A lesser included offense is a crime whose components are encircled by a greater crime. A lesser included offense contains some, but not all, of the components of a greater criminal offense. Thus, the greater offense cannot be perpetrated without also committing the lesser offense (Barnett, 1972).
• Assess how courts determine whether a crime is a lesser included offense
When an offense has been done, and the court is unable to prove whether the crime has been committed, the lesser included offense will be utilized to charge the person. For instance, battery is a lesser included offense of rape, and infraction is a lesser included of a Burglary.
• Explain whether someone can be convicted of multiple crimes for one act
Someone can be convicted of multiple crimes for one act depending on what the act/crime was (Rowe, 1997). For instance, if someone has been consuming alcohol, then hits and kills another driver on the road or a pedestrian, he or she can be convicted of a DUI and also with involuntary manslaughter.
• Evaluate how lesser included offenses do not violate the double jeopardy clause of the 5th amendment
The Fifth Amendment of the United States Constitution protects citizens against double jeopardy. This provision, identified as the Double Jeopardy Clause, forbids federal and state governments from charging persons for the same crime on more than one occasion or imposing more than one punishment for one offense (Poulin, 1992).

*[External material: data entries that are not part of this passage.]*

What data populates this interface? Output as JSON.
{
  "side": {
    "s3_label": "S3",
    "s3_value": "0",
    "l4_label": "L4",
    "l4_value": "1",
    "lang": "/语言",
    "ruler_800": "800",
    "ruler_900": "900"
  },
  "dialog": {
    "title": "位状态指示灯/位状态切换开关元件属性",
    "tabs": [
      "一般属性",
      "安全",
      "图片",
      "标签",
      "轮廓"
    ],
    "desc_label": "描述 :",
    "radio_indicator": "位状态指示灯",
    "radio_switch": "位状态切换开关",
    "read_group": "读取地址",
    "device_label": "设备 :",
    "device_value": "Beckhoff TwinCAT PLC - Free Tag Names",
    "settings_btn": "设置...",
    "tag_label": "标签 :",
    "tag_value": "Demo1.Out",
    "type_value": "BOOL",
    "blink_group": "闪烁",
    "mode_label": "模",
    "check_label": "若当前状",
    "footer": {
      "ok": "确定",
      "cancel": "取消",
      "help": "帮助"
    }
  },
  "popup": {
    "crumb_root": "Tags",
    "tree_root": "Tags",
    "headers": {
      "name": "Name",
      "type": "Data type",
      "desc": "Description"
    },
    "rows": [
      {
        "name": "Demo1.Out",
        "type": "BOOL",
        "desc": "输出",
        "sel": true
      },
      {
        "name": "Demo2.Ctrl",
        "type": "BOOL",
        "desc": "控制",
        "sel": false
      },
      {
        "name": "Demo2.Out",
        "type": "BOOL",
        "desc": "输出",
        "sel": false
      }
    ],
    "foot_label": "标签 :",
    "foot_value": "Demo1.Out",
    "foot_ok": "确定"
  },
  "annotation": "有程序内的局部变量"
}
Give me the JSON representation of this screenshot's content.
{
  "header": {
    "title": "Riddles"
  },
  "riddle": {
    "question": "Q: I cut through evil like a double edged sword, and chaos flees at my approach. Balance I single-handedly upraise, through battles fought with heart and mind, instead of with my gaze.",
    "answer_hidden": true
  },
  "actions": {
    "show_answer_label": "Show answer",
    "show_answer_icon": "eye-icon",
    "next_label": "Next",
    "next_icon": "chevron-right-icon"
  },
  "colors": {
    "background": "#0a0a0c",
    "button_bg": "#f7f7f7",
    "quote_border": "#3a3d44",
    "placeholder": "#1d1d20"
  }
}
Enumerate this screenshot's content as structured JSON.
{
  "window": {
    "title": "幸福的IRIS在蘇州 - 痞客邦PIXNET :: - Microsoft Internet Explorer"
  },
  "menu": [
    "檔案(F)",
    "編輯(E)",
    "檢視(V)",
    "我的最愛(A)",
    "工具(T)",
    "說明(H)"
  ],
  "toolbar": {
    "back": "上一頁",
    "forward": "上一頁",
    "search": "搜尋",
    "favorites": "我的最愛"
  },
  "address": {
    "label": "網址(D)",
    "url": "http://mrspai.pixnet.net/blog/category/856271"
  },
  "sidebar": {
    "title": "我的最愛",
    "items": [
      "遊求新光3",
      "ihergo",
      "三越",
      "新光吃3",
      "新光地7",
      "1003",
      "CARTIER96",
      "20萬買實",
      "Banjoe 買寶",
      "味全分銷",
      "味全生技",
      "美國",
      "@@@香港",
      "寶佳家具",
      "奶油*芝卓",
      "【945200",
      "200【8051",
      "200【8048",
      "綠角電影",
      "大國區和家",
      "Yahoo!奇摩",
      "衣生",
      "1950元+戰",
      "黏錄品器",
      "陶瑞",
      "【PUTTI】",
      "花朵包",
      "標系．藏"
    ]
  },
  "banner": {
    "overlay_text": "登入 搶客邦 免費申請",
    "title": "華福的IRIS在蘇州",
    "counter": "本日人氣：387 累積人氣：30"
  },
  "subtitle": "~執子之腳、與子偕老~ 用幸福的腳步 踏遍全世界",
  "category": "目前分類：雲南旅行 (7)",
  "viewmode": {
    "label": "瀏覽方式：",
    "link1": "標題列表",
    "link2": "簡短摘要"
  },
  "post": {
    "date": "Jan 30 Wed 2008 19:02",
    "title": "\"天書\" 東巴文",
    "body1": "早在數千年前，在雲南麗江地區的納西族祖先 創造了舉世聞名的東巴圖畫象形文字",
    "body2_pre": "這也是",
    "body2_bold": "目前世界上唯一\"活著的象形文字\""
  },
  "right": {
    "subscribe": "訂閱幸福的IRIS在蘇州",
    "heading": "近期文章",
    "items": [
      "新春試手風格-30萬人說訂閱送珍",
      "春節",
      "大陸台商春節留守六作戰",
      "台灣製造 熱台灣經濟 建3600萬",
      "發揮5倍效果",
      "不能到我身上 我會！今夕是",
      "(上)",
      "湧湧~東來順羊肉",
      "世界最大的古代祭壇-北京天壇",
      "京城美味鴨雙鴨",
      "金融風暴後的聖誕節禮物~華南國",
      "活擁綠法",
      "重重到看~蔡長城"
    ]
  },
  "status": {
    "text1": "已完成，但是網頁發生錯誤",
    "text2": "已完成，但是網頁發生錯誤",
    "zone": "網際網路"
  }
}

The Fifth Amendment asserts that the protection against double jeopardy only extends to cases that threaten “life and limb.” However, the right to double jeopardy applies to all misdemeanors, felonies, and juvenile-delinquency adjudications, despite the applied punishment.
• Examine the material elements of crimes and how they can vary to allow for multiple prosecutions for the same acts or similar offenses. Provide specific examples to support your answer
Proceedings that are regarded as non-threatening to life and limb and are not protected against the double jeopardy clause are regarded as “lesser included offenses.” Lesser included offenses occur as a result of a greater crime being committed. For instance, homicide is a lesser included offense of murder. Therefore, the prosecution is allowed to charge the greater and lesser offense together; however, the accused cannot be declared guilty for both offenses since both offenses are part of the same crime (Thomas III, 1985). Yet, should the accused be declared innocent of murder, then the prosecution can retry the defendant in a separate proceeding under manslaughter since the charge is a lesser crime resulting from the same crime.
Barnett, J. H. (1972). The Lesser-Included Offense Doctrine: A Present Day Analysis for Practitioners. Conn. L. Rev., 5, 255.
Poulin, A. B. (1992). Double Jeopardy Protection Against Successive Prosecutions in Complex Criminal Cases: A Model. Conn. L. Rev., 25, 95.
Rowe, D. C., & Farrington, D. P. (1997). The familial transmission of criminal convictions. Criminology, 35(1), 177-202.
Thomas III, G. C. (1985). The Prohibition of Successive Prosecutions for the Same Offense: In Search of a Definition. Iowa L. Rev., 71, 323.